For large companies, the customer experience stakes are huge. An American Express study found that 33 percent of American consumers consider switching companies after just one instance of poor service. Similarly, a 2017 Salesforce.com study showed that 74 percent of people are likely to switch brands if purchasing or support is too difficult.
“Over the last 20 years, you’ve had call centers outsourced, interactive bots, dumb IVR decision trees,” Phillips says. “But now there’s an explosion of volume of CX inquiries—24/7 digital channel magnifiers that get you 24/7 email, Facebook, Twitter and Yelp! for angry customers to tell the world about you. This has overwhelmed those traditional service methods. Now companies have no other choice but to disrupt that model. They’re doing so, but in half measures, incrementally.”
Investors are getting demanding, too.
“When companies are spending $2 billion on a poor customer experience, I’m not sure how it’s still considered a cost center,” Phillips says. “The idea should be to view any customer interaction as a revenue generating opportunity, to make sure you have that customer for life, so he or she becomes a raving fan, feels they’re heard and isn’t spending their day repeating their time-sensitive problem for a different set of agents.”
Back to the future
As was the case during his six-year run at AOL, the challenge and excitement for Phillips is in embracing the newfound—and often unknown—possibilities wrought by the internet’s always-on interactivity.
For Phillips, that translates to putting humans at the forefront of the AI revolution.
“The idea is to embrace the web’s unique power without giving everyone a pass so we have bad actors take over the medium and we have a devolution to the lowest common denominator,” he says.

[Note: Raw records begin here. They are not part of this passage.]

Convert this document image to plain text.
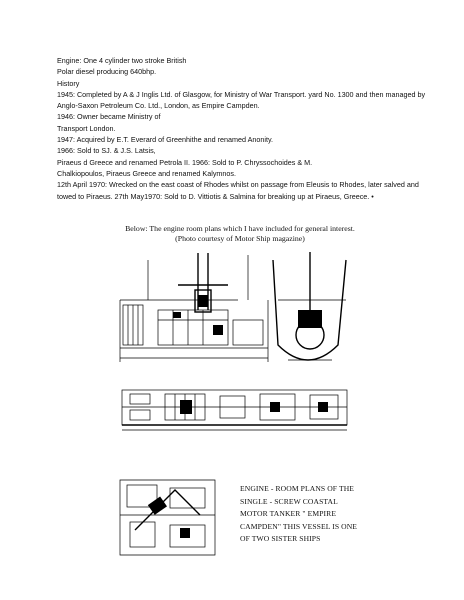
Engine: One 4 cylinder two stroke British
Polar diesel producing 640bhp.
History
1945: Completed by A & J Inglis Ltd. of Glasgow, for Ministry of War Transport. yard No. 1300 and then managed by Anglo-Saxon Petroleum Co. Ltd., London, as Empire Campden.
1946: Owner became Ministry of
Transport London.
1947: Acquired by E.T. Everard of Greenhithe and renamed Anonity.
1966: Sold to SJ. & J.S. Latsis,
Piraeus d Greece and renamed Petrola II. 1966: Sold to P. Chryssochoides & M.
Chalkiopoulos, Piraeus Greece and renamed Kalymnos.
12th April 1970: Wrecked on the east coast of Rhodes whilst on passage from Eleusis to Rhodes, later salved and towed to Piraeus. 27th May1970: Sold to D. Vittiotis & Salmina for breaking up at Piraeus, Greece. •
Below: The engine room plans which I have included for general interest.
(Photo courtesy of Motor Ship magazine)
ENGINE - ROOM PLANS OF THE
SINGLE - SCREW COASTAL
MOTOR TANKER " EMPIRE
CAMPDEN" THIS VESSEL IS ONE
OF TWO SISTER SHIPS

If you put humans at the center of AI, machine learning and automation, it’s quite the opposite of the dystopian version of AI that we hear a lot about today. Human-centric AI can release people from the narrow, routine and repetitive tasks that make work drudgery and refocus work around uniquely human strengths: empathy, nuanced judgement and higher-order problem-solving skills in complex, variable and fast-changing environments. Engaged human collaboration with AI technology can complement their strengths: tapping the creativity, social skills and leadership of humans with the quantitative power, speed and scale of computers.”